Pneumonie infectieuse chez la personne âgée
sB. De Wazière
Les infections respiratoires chez la personne âgée ont certaines particularités, tenant à leur fréquence, à la fragilité des personnes atteintes, aux risques de transmission croisée et aux bactéries multirésistantes [1 et ]. Les personnes âgées paient ainsi un lourd tribut aux infections respiratoires : celles-ci sont responsable d'environ 50 % des hospitalisations pour maladies infectieuses et d'environ 50 % des décès parmi les patients hospitalisés âgés [2].
L'épidémiologie des infections respiratoires basses en EHPAD (établissements d'hébergement pour personnes âgées dépendantes) est mal connue en France mais par analogie avec des publications faites aux États-Unis dans les « nursing homes », leur incidence s'établit probablement à un épisode pour 1 000 jours-résident, soit 10 fois plus élevée que chez des patients du même âge mais vivant au domicile [3, 4, 5, 6 et ]. Dans les séries autopsiques, les infections respiratoires basses sont parmi les premières causes de décès en institution [8 et ]. Dans une enquête de prévalence française des infections nosocomiales, effectuée en 2001 et analysée pour la tranche d'âge des plus de 65 ans, les infections respiratoires arrivaient au second rang des infections nosocomiales (30 %), juste après les infections urinaires (31 %) [10]. De multiples facteurs généraux et spécifiques concourent à expliquer la fréquence des infections respiratoires de la personne âgée. Indépendamment de l'hétérogénéité des populations de ces sujets (vigoureux, fragiles et/ou dépendants), de nombreuses maladies chroniques ou dégénératives altèrent les défenses naturelles ; certains traitements sont susceptibles d'accentuer cette altération des défenses : non seulement les corticoïdes et les immunosuppresseurs, mais également les sédatifs, les morphiniques ou les neuroleptiques ; il en est de même de divers facteurs locaux : inefficacité de la toux, perte d'élasticité pulmonaire, diminution d'efficacité du système mucociliaire, modification de la flore oropharyngée, hypochlorhydrie gastrique, fréquence des reflux et des fausses routes [11, 12 et ]. Le risque d'infection respiratoire n'est pas seulement lié à l'état de santé, mais aussi à la vie en collectivité : contagion entre patients mais également par les personnels ou les visiteurs ; infections liées à un agent exogène (légionellose) ou liés aux soins prodigués aux résidents.
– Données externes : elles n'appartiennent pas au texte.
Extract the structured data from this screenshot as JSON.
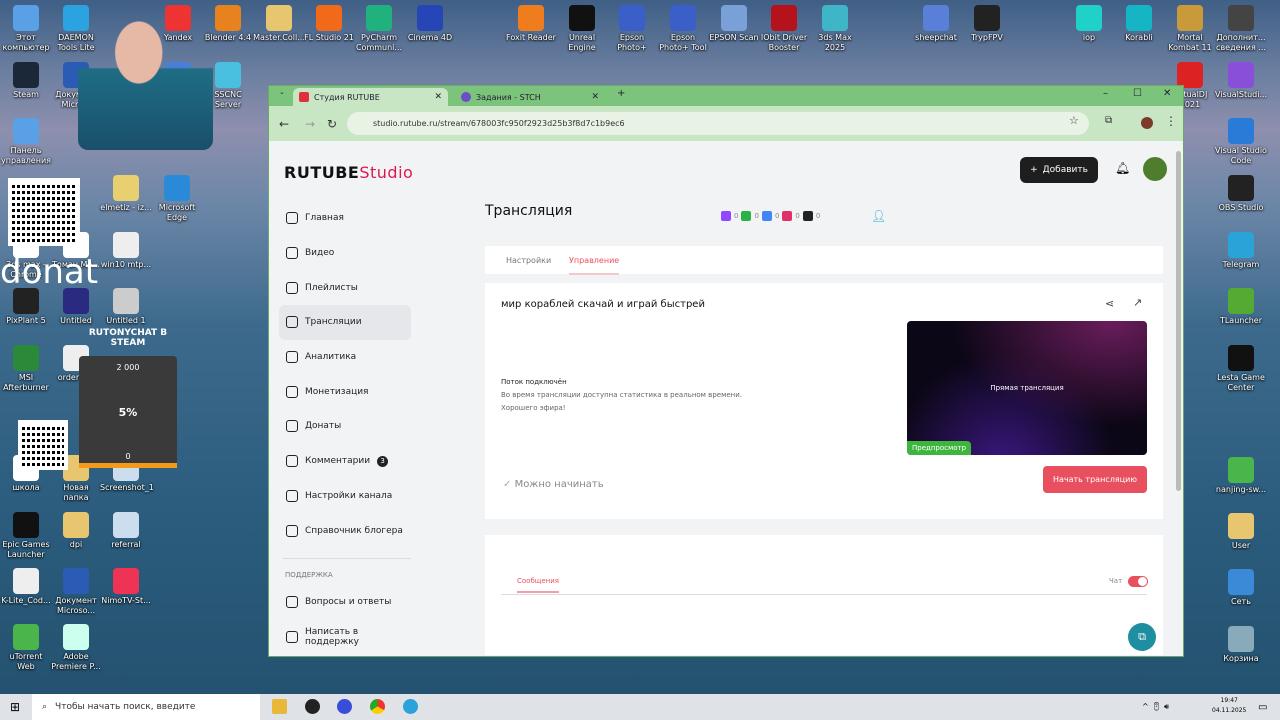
{
  "desktop": {
    "icons": [
      "Этот компьютер",
      "DAEMON Tools Lite",
      "Yandex",
      "Blender 4.4",
      "Master.Coll...",
      "FL Studio 21",
      "PyCharm Communi...",
      "Cinema 4D",
      "Foxit Reader",
      "Unreal Engine",
      "Epson Photo+",
      "Epson Photo+ Tool",
      "EPSON Scan",
      "IObit Driver Booster",
      "3ds Max 2025",
      "sheepchat",
      "TrypFPV",
      "iop",
      "Korabli",
      "Mortal Kombat 11",
      "Дополнит... сведения ...",
      "Steam",
      "Документ Micro...",
      "SSCNC",
      "SSCNC Server",
      "VirtualDJ 2021",
      "VisualStudi...",
      "Панель управления",
      "elmetiz - iz...",
      "Microsoft Edge",
      "win10 mtp...",
      "3ds max - Chrome",
      "Томан Ма...",
      "PixPlant 5",
      "Untitled",
      "Untitled 1",
      "MSI Afterburner",
      "order-3...",
      "школа",
      "Новая папка",
      "Screenshot_1",
      "Epic Games Launcher",
      "dpi",
      "referral",
      "K-Lite_Cod...",
      "Документ Microso...",
      "NimoTV-St...",
      "uTorrent Web",
      "Adobe Premiere P...",
      "Visual Studio Code",
      "OBS Studio",
      "Telegram",
      "TLauncher",
      "Lesta Game Center",
      "nanjing-sw...",
      "User",
      "Сеть",
      "Корзина"
    ],
    "overlay": {
      "donat": "donat",
      "widget_title": "RUTONYCHAT B STEAM",
      "goal": "2 000",
      "percent": "5%",
      "progress_fraction": 0.05,
      "current": "0"
    }
  },
  "browser": {
    "tabs": [
      {
        "label": "Студия RUTUBE",
        "active": true
      },
      {
        "label": "Задания - STCH",
        "active": false
      }
    ],
    "url": "studio.rutube.ru/stream/678003fc950f2923d25b3f8d7c1b9ec6"
  },
  "studio": {
    "logo": "RUTUBE",
    "logo_suffix": "Studio",
    "add_button": "Добавить",
    "sidebar": [
      {
        "label": "Главная"
      },
      {
        "label": "Видео"
      },
      {
        "label": "Плейлисты"
      },
      {
        "label": "Трансляции",
        "selected": true
      },
      {
        "label": "Аналитика"
      },
      {
        "label": "Монетизация"
      },
      {
        "label": "Донаты"
      },
      {
        "label": "Комментарии",
        "badge": "3"
      },
      {
        "label": "Настройки канала"
      },
      {
        "label": "Справочник блогера"
      }
    ],
    "support_header": "ПОДДЕРЖКА",
    "support": [
      {
        "label": "Вопросы и ответы"
      },
      {
        "label": "Написать в поддержку"
      }
    ],
    "page_title": "Трансляция",
    "platform_counts": [
      "0",
      "0",
      "0",
      "0",
      "0"
    ],
    "tabs": [
      "Настройки",
      "Управление"
    ],
    "active_tab": "Управление",
    "stream_title": "мир кораблей скачай и играй быстрей",
    "status_title": "Поток подключён",
    "status_line1": "Во время трансляции доступна статистика в реальном времени.",
    "status_line2": "Хорошего эфира!",
    "preview_text": "Прямая трансляция",
    "preview_badge": "Предпросмотр",
    "ready_text": "Можно начинать",
    "start_button": "Начать трансляцию",
    "messages_tab": "Сообщения",
    "chat_label": "Чат",
    "chat_enabled": true,
    "accent": "#e9505f"
  },
  "taskbar": {
    "search_placeholder": "Чтобы начать поиск, введите",
    "time": "19:47",
    "date": "04.11.2025"
  }
}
Des mesures de prévention doivent donc être mises en place [14 et ].
Critères diagnostiques
Plusieurs études [16, 17, 18 et ] ont confirmé la moindre fréquence des symptômes et des signes typiques d'infection respiratoire basse, et par contre une fréquence accrue de décompensation fonctionnelle et de symptômes d'appel atypiques : état confusionnel, anorexie, chute, altération de l'état général, amaigrissement, douleurs abdominales ou décompensation d'insuffisance cardiaque. Une radiographie de thorax est parfois nécessaire pour confirmer le diagnostic de pneumonie mais elle est souvent difficilement faisable en dehors de l'hôpital. Formule numération sanguine et CRP peuvent aider au diagnostic. Un ionogramme plasmatique est conseillé à la moindre suspicion de déshydratation, et en y associant une azotémie (l'hyperazotémie est un de facteurs de gravité de pneumonie). Les hémocultures sont à réaliser en cas d'hospitalisation pour pneumonie, même en l'absence de fièvre. En dehors de la recherche de BK, l'examen cytobactériologique des crachats est de faible spécificité, de plus il est souvent difficilement réalisable dans de bonnes conditions. Dans certaines pneumonies graves hospitalisées, la recherche d'antigènes urinaires pour le pneumocoque ou pour Legionella pneumophila est parfois utile à la confirmation du diagnostic microbiologique.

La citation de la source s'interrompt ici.